With a smaller land area available for housing AND the 1960s medium/high rise that was already added to them (Zetland anyone, Blues Point Tower etc etc) have meant that the ease of adding more high rise to infrastructure constrained areas is lacking DESPITE WHAT THE DEVELOPERS/lobbyists/donors may say.
Did you know that in the early 2000s 5 of the top 10 donors to both major political parties were?:
- Leightons
- Lend Lease
- Meriton
- Mirvac
- Westfield
If 12% of a significantly smaller population could live in these areas in the 1960s then with a population significantly greater (and a much higher proportion of 'empty' houses/units today as bolt holes from China predominantly) then the percentage is now around 5%.
A bit like the price of a bottle of 1972 Grange being more expensive than a 2015 bottle. Time for a political witch hunt on Grange prices as well...
vs London or New York?
Even before the GFC - you could buy a house 15 km out of New York for less than a house on a smaller parcel of land in Sydney, 20 km out, 30km out etc.
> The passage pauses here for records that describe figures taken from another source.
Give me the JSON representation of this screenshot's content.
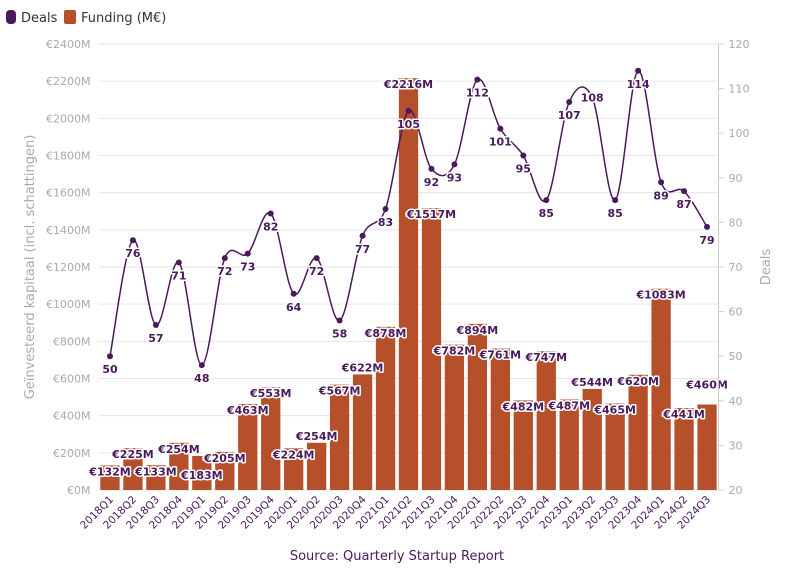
{
  "chart_data": {
    "type": "bar+line",
    "categories": [
      "2018Q1",
      "2018Q2",
      "2018Q3",
      "2018Q4",
      "2019Q1",
      "2019Q2",
      "2019Q3",
      "2019Q4",
      "2020Q1",
      "2020Q2",
      "2020Q3",
      "2020Q4",
      "2021Q1",
      "2021Q2",
      "2021Q3",
      "2021Q4",
      "2022Q1",
      "2022Q2",
      "2022Q3",
      "2022Q4",
      "2023Q1",
      "2023Q2",
      "2023Q3",
      "2023Q4",
      "2024Q1",
      "2024Q2",
      "2024Q3"
    ],
    "series": [
      {
        "name": "Funding (M€)",
        "type": "bar",
        "axis": "left",
        "color": "#b5502a",
        "values": [
          132,
          225,
          133,
          254,
          183,
          205,
          463,
          553,
          224,
          254,
          567,
          622,
          878,
          2216,
          1517,
          782,
          894,
          761,
          482,
          747,
          487,
          544,
          465,
          620,
          1083,
          441,
          460
        ]
      },
      {
        "name": "Deals",
        "type": "line",
        "axis": "right",
        "color": "#4a1a5c",
        "values": [
          50,
          76,
          57,
          71,
          48,
          72,
          73,
          82,
          64,
          72,
          58,
          77,
          83,
          105,
          92,
          93,
          112,
          101,
          95,
          85,
          107,
          108,
          85,
          114,
          89,
          87,
          79
        ]
      }
    ],
    "ylabel": "Geïnvesteerd kapitaal (incl. schattingen)",
    "y2label": "Deals",
    "ylim": [
      0,
      2400
    ],
    "y2lim": [
      20,
      120
    ],
    "yticks": [
      "€0M",
      "€200M",
      "€400M",
      "€600M",
      "€800M",
      "€1000M",
      "€1200M",
      "€1400M",
      "€1600M",
      "€1800M",
      "€2000M",
      "€2200M",
      "€2400M"
    ],
    "y2ticks": [
      "20",
      "30",
      "40",
      "50",
      "60",
      "70",
      "80",
      "90",
      "100",
      "110",
      "120"
    ],
    "grid": true,
    "legend_position": "top-left",
    "source": "Source: Quarterly Startup Report"
  }
}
Commuting times and frequency of train service were significantly better for NY than Sydney as well.
Very similar result in the UK with London, except within the 5km circle but arguably Sydney waterfront homes also beat out all but three sales in that circle.
Difference is that those Govts do not seem to be ruled, to the same extent, by their donors. Google London Cross rail and see how for a lower price per km London is tunneling under central London with less than 5cm clearances vs existing tunnels and stations than the above ground CSELR is being done in Sydney above ground.
One major difference is the capacity of the London is above 50,000 passengers/hour (targeting above 34 trains one way/hours, allowing for trains to be 2 carriages longer than present, travelling on avg 4-5 times faster than the CSELR).
The CSELR will carry at 'crush capacity' around 6,750 with 15/hour possibly (not feasible actually) 18.5 in the 2030s.
There's a lot more going on to cause the 'crisis' than reaches the public domain.